Theater: ‘Irma Vep’ a fun romp through horror classics

Oct 13, 2010 at 5:00 am
Theater: ‘Irma Vep’ a fun romp through horror classics
Photo By Alan Simons

The Mystery of Irma Vep: A Penny Dreadful
By Actors Theatre of Louisville. Directed by Sean Daniels. Continues through Oct. 30 at the Pamela Brown Auditorium, 316 W. Main St. For tickets or more information, call 584-1205 or go to www.actorstheatre.org.

Dark and stormy nights. Wolves howling under the silvery, sinister light of a full moon. A creepy drawing room decorated with a portrait that drips blood. Egyptian tombs inhabited by long-dead dancing princesses. Dialogue that quotes, misquotes and mangles lines from the likes of Shakespeare, Poe and Oscar Wilde, and invokes celluloid memories of brooding — and hysterical — horror films. Such are the makings of Charles Ludlam’s 1984 play, “The Mystery of Irma Vep: A Penny Dreadful,” running this month at Actors Theatre as a droll complement to the company’s perennial October offering, “Dracula.”

Because a play presumably needs a plot, Ludlam has supplied one: Lord Edgar Hillcrest, a widower whose wife, Irma Vep, died under mysterious circumstances, has found himself a second wife: Lady Enid. He’s brought Enid back to live at his estate in Hampstead Heath (once home to Daphne DuMaurier, whose novel “Rebecca,” famously adapted to film by Alfred Hitchcock, inspires the plot). There, Enid finds a pair of loyal retainers (though their loyalties are, to be sure, a bit twisted), and enough ominous specters to populate an entire season of “fright night” Gothic horror movies — and win laughs of recognition from anyone who’s ever shivered at the sight of a mummy, a vampire or a werewolf.

Plot aside — and that’s pretty much where it belongs — “Irma Vep” is more than anything a showcase for virtuoso performers and technicians. Two actors (Larry Bull and Blake DeLong) comprise the entire cast, with silent assistance from a chorus line of young fellows who dance like Egyptians in an outrageously funny tomb sequence. Because the action is fast and the laughs are never allowed to stop, even for a moment, Bull and DeLong find themselves exiting through one door and entering completely transformed, usually within a couple of beats, through another. At one moment, DeLong is a grungy, limping swineherd named Nicodemus; the next, he’s the whirling, breathy lady of the manor. At one moment, Bull is a hulking maid whose coiffure looks like a bedraggled rat (designed by wig designer Heather Fleming); the next he’s the very model of an English gentlemen returning from the hunt (with a stuffed wolf carried on his shoulder).

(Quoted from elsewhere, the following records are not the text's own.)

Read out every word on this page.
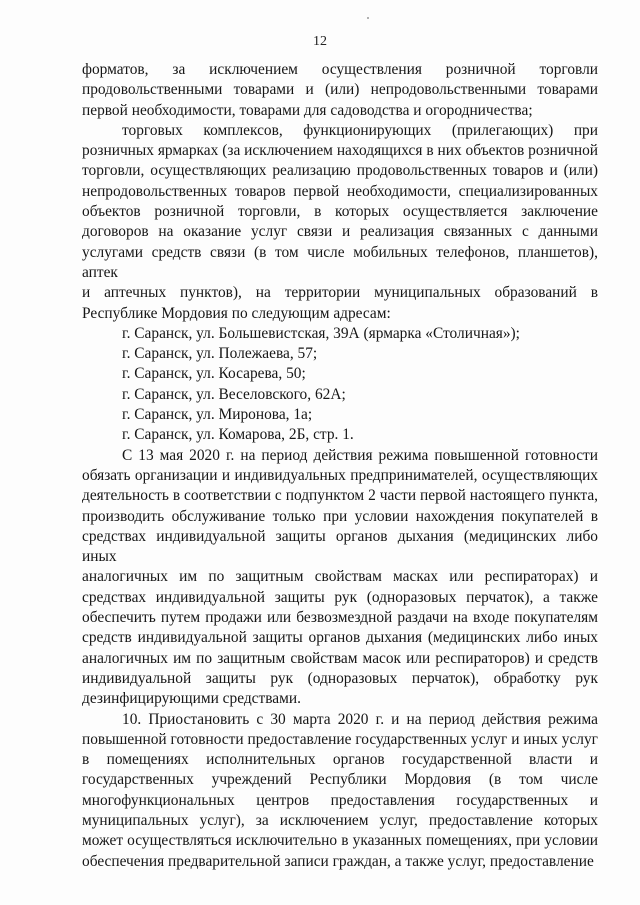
12

форматов, за исключением осуществления розничной торговли

продовольственными товарами и (или) непродовольственными товарами

первой необходимости, товарами для садоводства и огородничества;

торговых комплексов, функционирующих (прилегающих) при

розничных ярмарках (за исключением находящихся в них объектов розничной

торговли, осуществляющих реализацию продовольственных товаров и (или)

непродовольственных товаров первой необходимости, специализированных

объектов розничной торговли, в которых осуществляется заключение

договоров на оказание услуг связи и реализация связанных с данными

услугами средств связи (в том числе мобильных телефонов, планшетов), аптек

и аптечных пунктов), на территории муниципальных образований в

Республике Мордовия по следующим адресам:

г. Саранск, ул. Большевистская, 39А (ярмарка «Столичная»);

г. Саранск, ул. Полежаева, 57;

г. Саранск, ул. Косарева, 50;

г. Саранск, ул. Веселовского, 62А;

г. Саранск, ул. Миронова, 1а;

г. Саранск, ул. Комарова, 2Б, стр. 1.

С 13 мая 2020 г. на период действия режима повышенной готовности

обязать организации и индивидуальных предпринимателей, осуществляющих

деятельность в соответствии с подпунктом 2 части первой настоящего пункта,

производить обслуживание только при условии нахождения покупателей в

средствах индивидуальной защиты органов дыхания (медицинских либо иных

аналогичных им по защитным свойствам масках или респираторах) и

средствах индивидуальной защиты рук (одноразовых перчаток), а также

обеспечить путем продажи или безвозмездной раздачи на входе покупателям

средств индивидуальной защиты органов дыхания (медицинских либо иных

аналогичных им по защитным свойствам масок или респираторов) и средств

индивидуальной защиты рук (одноразовых перчаток), обработку рук

дезинфицирующими средствами.

10. Приостановить с 30 марта 2020 г. и на период действия режима

повышенной готовности предоставление государственных услуг и иных услуг

в помещениях исполнительных органов государственной власти и

государственных учреждений Республики Мордовия (в том числе

многофункциональных центров предоставления государственных и

муниципальных услуг), за исключением услуг, предоставление которых

может осуществляться исключительно в указанных помещениях, при условии

обеспечения предварительной записи граждан, а также услуг, предоставление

The technical team that pulls off these clockwork transformations includes stage manager Paul Mills Holmes, assistant stage manager Kathy Preher, costume designer Lorraine Venberg, assistant costume designer Lindsay Chamberlin, and a backstage crew that seems to work as hard as the actors on stage — and that’s saying something.

The physical shape-shifting is impressive, but as directed by Sean Daniels, actors Bull and DeLong slip so adroitly from character to character — altering their voices, their postures, their very rhythms — that at least some in the audience were unaware for a long time that all the parts were being created by only two actors. Suffice to say that the two stars are superbly paired in this production, and though it’s hard to single out specifics for commendation, Bull’s haughty maid, DeLong’s grandiloquent Egyptian guide, and a slow-motion knife fight (brilliantly coached by Drew Facher) left audiences gasping in laughter at a recent performance.